Anticancer agent - axitinib

For a tumour to grow and thrive, it needs to develop a blood supply so that it gets the nutrients it needs. It does this by means of angiogenesis, and a number of protein growth factors are implicated in this process, including the tyrosine kinase vascular endothelial growth factor (VEGF), and small molecule drugs that target VEGF receptors are already available.

Another, axitinib, is under development at Pfizer in the US, and numerous clinical trials have been carried out in a variety of different cancer types. In one, a total of 52 treatment experienced patients with cytokine refractory metastatic renal cell carcinoma were given 5mg of axitinib twice a day for repeated four week cycles in a Phase II trial.¹ Of these, 24 achieved a partial response and a further 21 stable disease, the majority of which also experienced tumour shrinkage. Side-effects included hypertension, fatigue, nausea, diarrhoea and proteinurea.

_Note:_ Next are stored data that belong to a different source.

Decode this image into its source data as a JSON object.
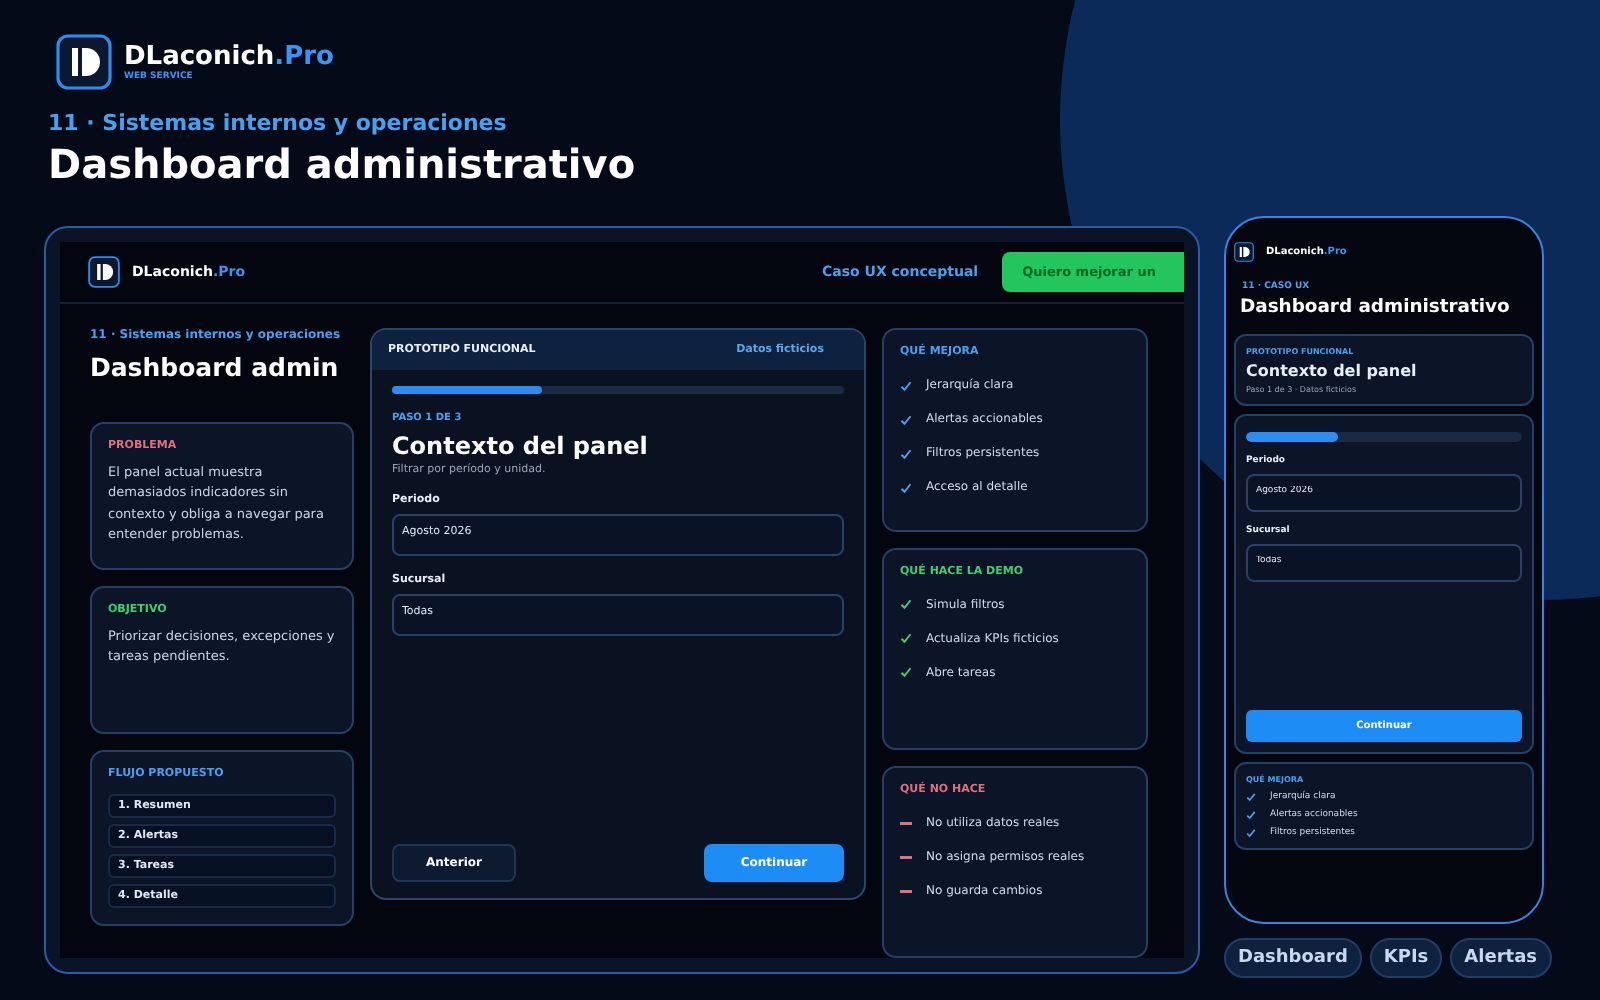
{
  "brand": {
    "name": "DLaconich",
    "suffix": ".Pro",
    "tagline": "WEB SERVICE"
  },
  "eyebrow": "11 · Sistemas internos y operaciones",
  "title": "Dashboard administrativo",
  "desktop": {
    "brand": {
      "name": "DLaconich",
      "suffix": ".Pro"
    },
    "nav_link": "Caso UX conceptual",
    "cta": "Quiero mejorar un",
    "eyebrow": "11 · Sistemas internos y operaciones",
    "title": "Dashboard admin",
    "info_cards": [
      {
        "label": "PROBLEMA",
        "color": "#e0707e",
        "text": "El panel actual muestra demasiados indicadores sin contexto y obliga a navegar para entender problemas."
      },
      {
        "label": "OBJETIVO",
        "color": "#3ecf6e",
        "text": "Priorizar decisiones, excepciones y tareas pendientes."
      }
    ],
    "flow": {
      "label": "FLUJO PROPUESTO",
      "steps": [
        "1. Resumen",
        "2. Alertas",
        "3. Tareas",
        "4. Detalle"
      ]
    },
    "prototype": {
      "header": "PROTOTIPO FUNCIONAL",
      "badge": "Datos ficticios",
      "level": 0.33,
      "step": "PASO 1 DE 3",
      "heading": "Contexto del panel",
      "subtitle": "Filtrar por período y unidad.",
      "fields": [
        {
          "label": "Periodo",
          "value": "Agosto 2026"
        },
        {
          "label": "Sucursal",
          "value": "Todas"
        }
      ],
      "buttons": [
        {
          "kind": "secondary",
          "label": "Anterior"
        },
        {
          "kind": "primary",
          "label": "Continuar"
        }
      ]
    },
    "lists": [
      {
        "label": "QUÉ MEJORA",
        "kind": "check",
        "color": "#4aa0f0",
        "items": [
          "Jerarquía clara",
          "Alertas accionables",
          "Filtros persistentes",
          "Acceso al detalle"
        ]
      },
      {
        "label": "QUÉ HACE LA DEMO",
        "kind": "check",
        "color": "#3ecf6e",
        "items": [
          "Simula filtros",
          "Actualiza KPIs ficticios",
          "Abre tareas"
        ]
      },
      {
        "label": "QUÉ NO HACE",
        "kind": "dash",
        "color": "#e0707e",
        "items": [
          "No utiliza datos reales",
          "No asigna permisos reales",
          "No guarda cambios"
        ]
      }
    ]
  },
  "phone": {
    "brand": {
      "name": "DLaconich",
      "suffix": ".Pro"
    },
    "eyebrow": "11 · CASO UX",
    "title": "Dashboard administrativo",
    "summary": {
      "label": "PROTOTIPO FUNCIONAL",
      "heading": "Contexto del panel",
      "meta": "Paso 1 de 3 · Datos ficticios"
    },
    "level": 0.33,
    "fields": [
      {
        "label": "Periodo",
        "value": "Agosto 2026"
      },
      {
        "label": "Sucursal",
        "value": "Todas"
      }
    ],
    "button": "Continuar",
    "list": {
      "label": "QUÉ MEJORA",
      "kind": "check",
      "color": "#4aa0f0",
      "items": [
        "Jerarquía clara",
        "Alertas accionables",
        "Filtros persistentes"
      ]
    }
  },
  "tags": [
    "Dashboard",
    "KPIs",
    "Alertas"
  ]
}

A Phase II trial has also been carried out in patients with metastatic thyroid cancer that is either refractory to or not suitable for radioactive iodine therapy.² A total of 32 patients were given 5mg axitinib twice a day for between six and 469 days. The side effects observed included anorexia, nausea, vomiting, weight loss, proteinuria, fatigue, abdominal pain and stomatitis. Six of the subjects achieved a partial response, two of them lasting more than a year, and there was an unconfirmed partial response in five further patients. A total of 12 subjects discontinued treatment, including six because of disease progression and three as a result of adverse events.

It is also being looked at in combination with other anticancer agents. For example, in a Phase I/II trial it was given in combination with docetaxel to metastatic breast cancer patients as a first line therapy.³ Initially, in the Phase I part of the trial, six subjects were given 80mg/m² of docetaxel intravenously once every three weeks, and also 5mg doses of axitinib twice a day from the third day. Plasma pharmacokinetics showed no drug interactions, and serious adverse events included neutropoenia, anaemia, stomatitis and hypertension. Two of the patients had a partial response, three stable disease, and the disease progressed in the sixth. The stable disease and partial response were maintained after 14 weeks on axitinib alone after the completion of docetaxel treatment. The Phase II part of the trial is under way with docetaxel plus axitinib or placebo.

The drug is also being looked at in a number of other cancer types, including non-small cell lung cancer, acute myeloid leukaemia and myelodysplastic syndrome, melanoma and colorectal cancer.